Con i profughi a Samos: ‘Da 5 mesi sono qui e per la prima volta sono felice’. #santegidiosummer

La bella isola di Samos, nella parte settentrionale del Mar Egeo, è separata dalla Turchia dallo stretto di Mykali, ampio solo un chilometro e 200 metri. In questo stretto, dall’inizio dell’estate sono ricominciati gli sbarchi di profughi provenienti dalla Siria, dallo Yemen, dall’Iraq e dall’Africa subsahariana (Camerun, Congo, Togo, Nigeria, Ghana, Somalia) e persino di “Bidun”, gli apolidi del Kuwait.  Nella periferia della città principale, Vathi, sorge l’hot-spot, il campo profughi ospita attualmente circa 4000 persone in un uno spazio inizialmente concepito per 600, è circondato da filo spinato e gestito dal governo greco.
Dal 20 luglio anche qui come a Lesbos, hanno cominciato a "sbarcare" anche i gruppi di Sant’Egidio, per trascorrere un tempo di vacanza solidale con i rifugiati.

A Samos, come in altre isole greche, dopo l’accordo sull’immigrazione del 2016 tra Europa e Turchia sono stati istituiti campi profughi  per identificare ed eventualmente rimpatriare chi non viene ammesso alla protezione internazionale. Da quando si è interrotto il programma europeo di ricollocamento verso gli altri paesi dell’Unione, i campi “scoppiano”. I profughi vivono  in attesa dell’intervista per la richiesta d'asilo, oppure della “carta blu”, il documento che consente di raggiungere Atene. Il 60% dei rifugiati di Samos sono afghani; di questi circa un terzo sono  minori, anche non accompagnati.

Accanto al campo formale, per mancanza di spazio, è nata ‘la giungla”, una zona fitta di tende improvvisate o teli per ripararsi; almeno 2000  profughi vivono lì, nella macchia mediterranea, senz’acqua, luce, servizi igienici, esposti a intemperie, serpi e insetti. Anche nel campo ufficiale solo una sola doccia è completamente funzionante.

La prima cosa che colpisce è il contrasto tra la bellezza dell’isola, con le sue memorie di Epicuro e Pitagora, e le condizioni del campo. I rifugiati ricevono un litro e mezzo di acqua al giorno. La fila per ricevere il cibo può durare anche cinque ore; per questo la prima iniziativa di Sant'Egidio è stata distribuire buoni per l’acquisto di acqua potabile e per un “box” di alimenti base.

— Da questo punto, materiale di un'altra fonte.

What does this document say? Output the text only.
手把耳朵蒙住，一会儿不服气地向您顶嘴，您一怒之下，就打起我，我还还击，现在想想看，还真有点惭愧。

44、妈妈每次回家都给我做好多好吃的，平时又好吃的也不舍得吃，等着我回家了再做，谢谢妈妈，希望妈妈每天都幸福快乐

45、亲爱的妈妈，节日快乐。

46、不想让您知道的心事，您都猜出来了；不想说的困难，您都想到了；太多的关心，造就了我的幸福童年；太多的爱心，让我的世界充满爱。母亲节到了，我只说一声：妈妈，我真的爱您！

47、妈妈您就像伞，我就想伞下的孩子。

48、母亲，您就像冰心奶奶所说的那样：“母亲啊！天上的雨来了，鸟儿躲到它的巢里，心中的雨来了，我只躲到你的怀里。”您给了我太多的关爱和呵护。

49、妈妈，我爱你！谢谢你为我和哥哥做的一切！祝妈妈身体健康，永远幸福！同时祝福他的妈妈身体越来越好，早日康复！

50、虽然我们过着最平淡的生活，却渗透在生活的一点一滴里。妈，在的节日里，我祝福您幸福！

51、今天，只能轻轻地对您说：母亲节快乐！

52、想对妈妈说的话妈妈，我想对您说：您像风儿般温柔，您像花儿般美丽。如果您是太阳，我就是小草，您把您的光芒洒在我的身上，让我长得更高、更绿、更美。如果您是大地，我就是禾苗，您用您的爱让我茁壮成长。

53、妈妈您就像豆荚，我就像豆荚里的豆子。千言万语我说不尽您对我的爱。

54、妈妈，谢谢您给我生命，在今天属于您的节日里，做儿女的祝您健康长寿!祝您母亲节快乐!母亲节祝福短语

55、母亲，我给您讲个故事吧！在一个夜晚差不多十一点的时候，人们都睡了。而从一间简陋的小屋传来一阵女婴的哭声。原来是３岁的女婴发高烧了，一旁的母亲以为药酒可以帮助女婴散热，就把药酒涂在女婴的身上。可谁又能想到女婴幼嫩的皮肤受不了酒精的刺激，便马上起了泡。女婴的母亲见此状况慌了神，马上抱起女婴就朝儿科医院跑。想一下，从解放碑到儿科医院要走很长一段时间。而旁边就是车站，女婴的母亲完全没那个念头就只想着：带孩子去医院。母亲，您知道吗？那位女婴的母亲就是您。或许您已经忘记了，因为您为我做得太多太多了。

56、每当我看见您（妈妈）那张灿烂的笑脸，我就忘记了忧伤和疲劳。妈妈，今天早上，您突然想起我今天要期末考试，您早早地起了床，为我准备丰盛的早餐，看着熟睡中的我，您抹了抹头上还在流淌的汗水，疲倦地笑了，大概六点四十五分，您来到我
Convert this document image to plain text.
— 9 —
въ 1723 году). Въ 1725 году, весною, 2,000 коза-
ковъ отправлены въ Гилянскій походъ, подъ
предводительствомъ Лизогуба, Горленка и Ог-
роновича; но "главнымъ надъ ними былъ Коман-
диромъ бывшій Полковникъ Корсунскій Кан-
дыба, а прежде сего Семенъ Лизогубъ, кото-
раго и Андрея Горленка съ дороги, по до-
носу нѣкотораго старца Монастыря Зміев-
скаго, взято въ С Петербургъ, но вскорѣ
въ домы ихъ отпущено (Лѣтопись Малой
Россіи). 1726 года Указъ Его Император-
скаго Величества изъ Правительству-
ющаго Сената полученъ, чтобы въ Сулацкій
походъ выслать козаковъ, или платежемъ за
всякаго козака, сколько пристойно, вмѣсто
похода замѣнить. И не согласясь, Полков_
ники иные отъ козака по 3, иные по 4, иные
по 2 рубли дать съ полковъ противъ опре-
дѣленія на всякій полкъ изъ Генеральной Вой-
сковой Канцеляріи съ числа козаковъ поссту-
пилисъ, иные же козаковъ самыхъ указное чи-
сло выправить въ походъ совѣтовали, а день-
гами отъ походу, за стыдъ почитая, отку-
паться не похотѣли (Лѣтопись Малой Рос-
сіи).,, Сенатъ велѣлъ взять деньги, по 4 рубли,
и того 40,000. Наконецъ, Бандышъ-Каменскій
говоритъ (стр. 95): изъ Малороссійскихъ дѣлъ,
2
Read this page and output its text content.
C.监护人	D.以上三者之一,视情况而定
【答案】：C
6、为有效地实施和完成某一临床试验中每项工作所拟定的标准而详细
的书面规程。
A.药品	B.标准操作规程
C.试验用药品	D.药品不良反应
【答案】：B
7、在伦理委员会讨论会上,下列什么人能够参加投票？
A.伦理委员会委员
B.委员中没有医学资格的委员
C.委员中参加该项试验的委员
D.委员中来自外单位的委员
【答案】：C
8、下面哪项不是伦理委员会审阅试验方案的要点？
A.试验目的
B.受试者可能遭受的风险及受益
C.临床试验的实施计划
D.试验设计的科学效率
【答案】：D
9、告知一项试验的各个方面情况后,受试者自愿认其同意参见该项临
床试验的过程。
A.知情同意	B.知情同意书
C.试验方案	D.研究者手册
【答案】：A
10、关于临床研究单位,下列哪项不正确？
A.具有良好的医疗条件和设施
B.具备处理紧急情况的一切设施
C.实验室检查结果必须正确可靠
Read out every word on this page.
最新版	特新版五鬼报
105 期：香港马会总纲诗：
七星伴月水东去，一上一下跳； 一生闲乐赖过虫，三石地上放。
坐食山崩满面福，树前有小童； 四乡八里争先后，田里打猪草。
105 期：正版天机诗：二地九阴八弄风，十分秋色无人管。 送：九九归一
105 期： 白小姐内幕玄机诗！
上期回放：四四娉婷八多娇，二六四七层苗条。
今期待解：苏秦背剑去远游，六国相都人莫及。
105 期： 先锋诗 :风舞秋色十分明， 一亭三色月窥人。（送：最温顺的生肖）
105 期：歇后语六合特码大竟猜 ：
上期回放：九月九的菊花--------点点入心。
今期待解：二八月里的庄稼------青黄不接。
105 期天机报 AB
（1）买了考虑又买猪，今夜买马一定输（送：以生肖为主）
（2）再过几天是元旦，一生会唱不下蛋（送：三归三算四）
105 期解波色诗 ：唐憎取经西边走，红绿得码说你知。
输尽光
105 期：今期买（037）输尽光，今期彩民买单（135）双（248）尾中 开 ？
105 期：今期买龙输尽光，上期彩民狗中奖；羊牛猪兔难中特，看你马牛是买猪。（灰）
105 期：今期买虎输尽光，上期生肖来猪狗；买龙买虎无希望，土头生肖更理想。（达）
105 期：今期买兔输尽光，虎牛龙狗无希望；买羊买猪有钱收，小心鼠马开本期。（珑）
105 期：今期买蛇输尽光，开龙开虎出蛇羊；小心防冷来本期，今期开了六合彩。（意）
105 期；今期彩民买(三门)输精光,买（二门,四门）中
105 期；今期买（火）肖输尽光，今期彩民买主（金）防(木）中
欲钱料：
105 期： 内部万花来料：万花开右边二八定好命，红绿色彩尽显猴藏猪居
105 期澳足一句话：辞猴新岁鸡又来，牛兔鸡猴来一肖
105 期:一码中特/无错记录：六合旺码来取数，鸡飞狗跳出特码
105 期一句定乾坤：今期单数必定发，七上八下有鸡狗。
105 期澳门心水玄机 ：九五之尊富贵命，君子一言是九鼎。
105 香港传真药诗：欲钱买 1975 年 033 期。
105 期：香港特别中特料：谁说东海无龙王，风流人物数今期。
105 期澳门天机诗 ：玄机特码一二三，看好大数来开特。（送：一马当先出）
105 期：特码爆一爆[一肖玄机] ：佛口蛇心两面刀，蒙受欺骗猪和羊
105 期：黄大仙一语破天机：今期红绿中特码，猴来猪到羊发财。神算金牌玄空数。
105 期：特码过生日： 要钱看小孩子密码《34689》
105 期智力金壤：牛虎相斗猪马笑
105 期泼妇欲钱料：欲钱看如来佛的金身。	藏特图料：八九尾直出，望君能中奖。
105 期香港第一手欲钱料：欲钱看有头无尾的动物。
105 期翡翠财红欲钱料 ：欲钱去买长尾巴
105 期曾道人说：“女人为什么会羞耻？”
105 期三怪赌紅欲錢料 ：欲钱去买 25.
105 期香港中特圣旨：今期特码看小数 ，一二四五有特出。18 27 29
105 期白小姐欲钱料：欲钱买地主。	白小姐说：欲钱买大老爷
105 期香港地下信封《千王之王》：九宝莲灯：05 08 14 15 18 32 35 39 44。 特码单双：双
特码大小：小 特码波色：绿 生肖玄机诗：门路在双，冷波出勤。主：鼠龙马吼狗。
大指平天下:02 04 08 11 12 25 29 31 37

La voce si è sparsa velocemente e ad oggi circa 1500 persone sono venute al "ristorante" della comunità, nello stretto cortile della Chiesa Cattolica, soprannominato “corridoio dell’amicizia", e ormai famoso in tutta l’isola. Tante le storie dolorose di guerra, viaggi difficili e pericolosi, naufragi, che segnano la vita di donne, uomini e numerosissimi bambini. Dopo la cena, immancabili, le feste e i balli che uniscono insieme asiatici, africani ed europei. Un ragazzo alla fine della cena ha detto ‘Da cinque mesi sono qui a Samos e oggi per la prima volta sono felice’.
La liturgia domenicale con la comunità africana ha dato nuova vita ed energia alla bella Chiesa cattolica di Vathy.

E' significativo che gli stessi profughi hanno cominciato ad aiutare insieme ai volontari di Sant'Egidio per distribuire pasti, acqua potabile e altri aiuti. Uno di loro, venuto in possesso in questi giorni della “carta blu”, ha scelto di rinviare la partenza ad Atene alla fine del mese, quando la “missione” sarà conclusa.

La vicinanza alla vita dei profughi si è realizzata anche nel desiderio di rendere più vivibili le terribili condizioni del campo: così con una squadra di amici africani è stata organizzata la pulizia di una parte del campo informale non raggiunta dai servizi del campo ufficiale, raccogliendo in una sola mattina oltre 100 sacchi di rifiuti.
Tra incontri, visite, qualche gita al mare, l'estate di Sant'Egidio continua. A Samos ormai la Comunità è conosciuta: per le strade di Samos, bambini e adulti, incontrandoci, mimano e cantano i canti della Comunità.